After a pause, Sandra said, “I’m happy for you, Abel. I’d like to meet her sometime.”

“She’s shy right now,” I said. “But yeah, that’d be great.”

“So, let me get this straight. You want me to loan or sell you a gun, so you can look all macho in front of your new girl?”

I shrugged. Punching zombies would be macho. I wanted to avoid the machismo and just blow their heads off. “Yes, I’d like you to loan or sell me a gun,” I said. “So that I can protect myself.”

Sandra laughed. “This is one of those moments I find so hard to explain to Bill.”

Bill was Sandra’s latest boyfriend, the most recent candidate for “the one.” It was Sandra who might go monogamous someday, not me, and we both knew it. Bill accepted that she was polyamorous for now, sort of kind of. “Yeah, I bet it’s an eye-opener for him.”
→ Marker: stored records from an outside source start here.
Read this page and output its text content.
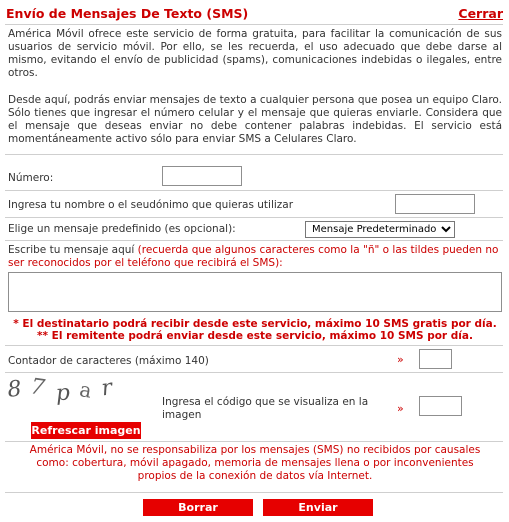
Envío de Mensajes De Texto (SMS)	Cerrar
América Móvil ofrece este servicio de forma gratuita, para facilitar la comunicación de sus usuarios de servicio móvil. Por ello, se les recuerda, el uso adecuado que debe darse al mismo, evitando el envío de publicidad (spams), comunicaciones indebidas o ilegales, entre otros.
Desde aquí, podrás enviar mensajes de texto a cualquier persona que posea un equipo Claro. Sólo tienes que ingresar el número celular y el mensaje que quieras enviarle. Considera que el mensaje que deseas enviar no debe contener palabras indebidas. El servicio está momentáneamente activo sólo para enviar SMS a Celulares Claro.
Número:
Ingresa tu nombre o el seudónimo que quieras utilizar
Elige un mensaje predefinido (es opcional):
Mensaje Predeterminado
Escribe tu mensaje aquí (recuerda que algunos caracteres como la "ñ" o las tildes pueden no ser reconocidos por el teléfono que recibirá el SMS):
* El destinatario podrá recibir desde este servicio, máximo 10 SMS gratis por día.
** El remitente podrá enviar desde este servicio, máximo 10 SMS por día.
Contador de caracteres (máximo 140)	»
8 7 p a r
Ingresa el código que se visualiza en la imagen	»
Refrescar imagen
América Móvil, no se responsabiliza por los mensajes (SMS) no recibidos por causales como: cobertura, móvil apagado, memoria de mensajes llena o por inconvenientes propios de la conexión de datos vía Internet.
Borrar	Enviar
“Anyway, I’ll do it. Some of my dad’s old pieces should be perfect for a bear; too much kick but plenty of impact. Meet me at my house at five-thirty? And maybe we can snuggle some, too?” By snuggle she meant make out, at the minimum, and probably sex.

“Sounds like a plan,” I said. “Not an overnight, though.”

“Gotcha,” she said.

I had a little time to kill before leaving to go to Sandra’s, even given rush hour, so I ordered some bras, some tops, some skirts, some jeans, some panties, and a little black dress.